Я спустилась к завтраку. В обеденном зале ни души — если не считать мрачную, как трезвенник на пьянке, Адель. Та поджала губы и отвернулась, едва меня завидев. Вчерашнее происшествие уже вылетело из моей головы — хотя и осталось смутное послевкусие, что я была не совсем права.
— Что с Анджеем? — поинтересовалась я, попутно кивнув кухарке.
— А вам какая печаль, — присела кабаниха в издевательском поклоне, — госпожа Филипек?
И правда — никакой. Адель оставила меня наедине с завтраком, демонстративно поднявшись из-за стола. Ольгерда я беспокоить не стала — во-первых, незачем, во-вторых, не хотелось знать, один он в спальне или кто-нибудь более ушлый успел его оприходовать.

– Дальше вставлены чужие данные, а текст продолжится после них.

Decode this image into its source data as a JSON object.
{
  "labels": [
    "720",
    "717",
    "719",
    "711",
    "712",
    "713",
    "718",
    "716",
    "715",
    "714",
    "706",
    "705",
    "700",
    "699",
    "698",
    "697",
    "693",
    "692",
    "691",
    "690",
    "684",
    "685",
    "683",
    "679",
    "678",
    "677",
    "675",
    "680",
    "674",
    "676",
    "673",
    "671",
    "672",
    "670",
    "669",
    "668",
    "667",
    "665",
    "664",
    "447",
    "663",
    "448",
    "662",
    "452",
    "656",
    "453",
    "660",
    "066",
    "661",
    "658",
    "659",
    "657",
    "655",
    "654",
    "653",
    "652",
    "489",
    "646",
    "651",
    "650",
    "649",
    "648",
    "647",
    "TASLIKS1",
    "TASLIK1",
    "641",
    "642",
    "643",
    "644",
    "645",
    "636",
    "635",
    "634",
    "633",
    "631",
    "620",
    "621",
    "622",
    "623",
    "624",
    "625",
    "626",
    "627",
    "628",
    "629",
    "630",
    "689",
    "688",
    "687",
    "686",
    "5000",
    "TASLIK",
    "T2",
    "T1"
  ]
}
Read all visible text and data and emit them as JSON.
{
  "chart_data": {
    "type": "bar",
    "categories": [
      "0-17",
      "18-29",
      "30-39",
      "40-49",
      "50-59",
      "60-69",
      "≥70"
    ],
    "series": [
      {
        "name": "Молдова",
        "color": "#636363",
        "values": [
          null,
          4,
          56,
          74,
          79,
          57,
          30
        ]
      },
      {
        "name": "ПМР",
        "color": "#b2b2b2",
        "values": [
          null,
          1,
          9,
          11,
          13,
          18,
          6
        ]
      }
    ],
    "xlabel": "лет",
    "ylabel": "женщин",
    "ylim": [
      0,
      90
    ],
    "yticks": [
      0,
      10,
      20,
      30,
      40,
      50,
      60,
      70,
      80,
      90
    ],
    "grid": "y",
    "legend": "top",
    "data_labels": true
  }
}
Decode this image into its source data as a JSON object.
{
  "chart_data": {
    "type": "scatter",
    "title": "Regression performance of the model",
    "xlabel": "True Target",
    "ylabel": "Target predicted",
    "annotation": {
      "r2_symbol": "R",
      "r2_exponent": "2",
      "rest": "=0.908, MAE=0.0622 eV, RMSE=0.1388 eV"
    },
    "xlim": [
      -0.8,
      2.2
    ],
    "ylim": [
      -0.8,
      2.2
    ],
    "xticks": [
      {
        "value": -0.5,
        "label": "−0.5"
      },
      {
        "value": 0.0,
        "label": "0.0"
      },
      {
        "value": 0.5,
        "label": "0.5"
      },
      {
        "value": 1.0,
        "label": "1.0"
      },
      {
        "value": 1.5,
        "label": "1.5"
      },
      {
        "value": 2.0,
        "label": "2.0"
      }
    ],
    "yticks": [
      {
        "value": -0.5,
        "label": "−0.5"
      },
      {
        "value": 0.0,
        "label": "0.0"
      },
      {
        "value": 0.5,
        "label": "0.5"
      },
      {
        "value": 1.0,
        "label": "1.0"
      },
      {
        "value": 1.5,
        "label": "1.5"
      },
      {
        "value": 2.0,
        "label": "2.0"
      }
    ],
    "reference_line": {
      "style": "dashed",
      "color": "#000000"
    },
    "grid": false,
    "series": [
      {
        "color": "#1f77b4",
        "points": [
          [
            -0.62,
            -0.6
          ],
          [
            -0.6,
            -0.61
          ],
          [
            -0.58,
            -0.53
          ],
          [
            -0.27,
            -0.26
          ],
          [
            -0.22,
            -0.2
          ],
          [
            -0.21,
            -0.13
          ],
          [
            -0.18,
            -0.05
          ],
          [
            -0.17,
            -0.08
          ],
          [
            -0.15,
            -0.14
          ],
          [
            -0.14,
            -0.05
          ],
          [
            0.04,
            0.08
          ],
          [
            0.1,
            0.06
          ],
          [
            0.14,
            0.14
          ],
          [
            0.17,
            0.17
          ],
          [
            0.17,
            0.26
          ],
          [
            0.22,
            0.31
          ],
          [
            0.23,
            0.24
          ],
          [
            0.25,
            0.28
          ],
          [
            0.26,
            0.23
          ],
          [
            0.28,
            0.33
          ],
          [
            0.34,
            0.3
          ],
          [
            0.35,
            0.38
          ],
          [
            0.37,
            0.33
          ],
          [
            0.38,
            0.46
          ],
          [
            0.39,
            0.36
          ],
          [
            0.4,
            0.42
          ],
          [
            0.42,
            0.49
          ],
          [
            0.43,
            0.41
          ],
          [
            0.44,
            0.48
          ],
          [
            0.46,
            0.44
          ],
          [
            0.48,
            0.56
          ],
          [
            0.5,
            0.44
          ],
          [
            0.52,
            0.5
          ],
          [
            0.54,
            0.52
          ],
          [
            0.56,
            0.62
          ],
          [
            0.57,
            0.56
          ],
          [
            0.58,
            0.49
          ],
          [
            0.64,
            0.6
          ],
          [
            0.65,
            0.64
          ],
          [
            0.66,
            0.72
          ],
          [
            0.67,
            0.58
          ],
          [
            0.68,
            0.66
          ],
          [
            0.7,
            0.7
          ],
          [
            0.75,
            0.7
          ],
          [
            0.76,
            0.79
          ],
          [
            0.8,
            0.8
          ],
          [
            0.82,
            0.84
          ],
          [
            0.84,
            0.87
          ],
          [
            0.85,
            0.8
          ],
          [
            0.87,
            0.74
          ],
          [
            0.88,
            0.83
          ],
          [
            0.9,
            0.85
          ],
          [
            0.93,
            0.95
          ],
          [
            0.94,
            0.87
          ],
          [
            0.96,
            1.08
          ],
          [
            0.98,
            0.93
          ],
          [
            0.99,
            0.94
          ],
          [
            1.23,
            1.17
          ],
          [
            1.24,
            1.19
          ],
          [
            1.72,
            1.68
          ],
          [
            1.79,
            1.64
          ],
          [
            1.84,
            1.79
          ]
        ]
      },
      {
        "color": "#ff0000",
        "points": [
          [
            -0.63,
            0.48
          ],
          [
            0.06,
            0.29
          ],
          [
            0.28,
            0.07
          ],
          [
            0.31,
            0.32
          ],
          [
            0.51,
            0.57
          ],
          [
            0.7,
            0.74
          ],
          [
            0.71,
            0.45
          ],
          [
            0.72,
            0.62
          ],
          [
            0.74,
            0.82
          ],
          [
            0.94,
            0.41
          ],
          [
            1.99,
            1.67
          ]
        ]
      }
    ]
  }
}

Интересно, сказал ли он кабанам, по какому поводу пир?
Время идет быстро, когда его осталось совсем мало — словно чувствует слежку. Вечереть начало быстро и противно — темное небо и мелкая изморозь. Я пыталась сохранять голову ясной, стараясь не притрагиваться ни к книгам, ни к чему иному, что могло разбередить душу или рассудок.
Одна мысль согревала — демон честен, а значит не может затянуть меня в игру, в которой не было бы ни единого шанса выиграть.
К полуночи кони были уже готовы. В конюшне мы с Ольгердом и встретились. Годива попыталась лягнуть дышащего на нее перегаром Сташека, но тот ловко увернулся.
Ольгерд был смурной и скучный.
— После схватки, — твердо сказала я. — Я уеду.
Скорее себе, чем ему. Уеду, черт бы меня побрал. Не обернусь и не попытаюсь выяснить, каким он станет без проклятия. Если останусь живой.
Ольгерд любовно погладил Годиву и пожал плечами.
— Поезжай куда хочешь, — холодно ответил он. — Как говорится: вольному воля, спасенному рай.
Ветер в спину, другими словами. Ольгерд любезно предложил помочь мне с походной сумкой — я отказалась. А то возникнут ненужные вопросы, почему она такая тяжелая, или, чего доброго, заглянет внутрь.
До святилища пару десятков верст. Иштван называл любой долгий и мучительный путь путем на Голгофу — вот именно ею разухабистая дорога и стала. Радует только то, что в конце, на самой Голгофе должно быть спасение. Или что-то в этом роде. Из меня получился не самый внимательный слушатель.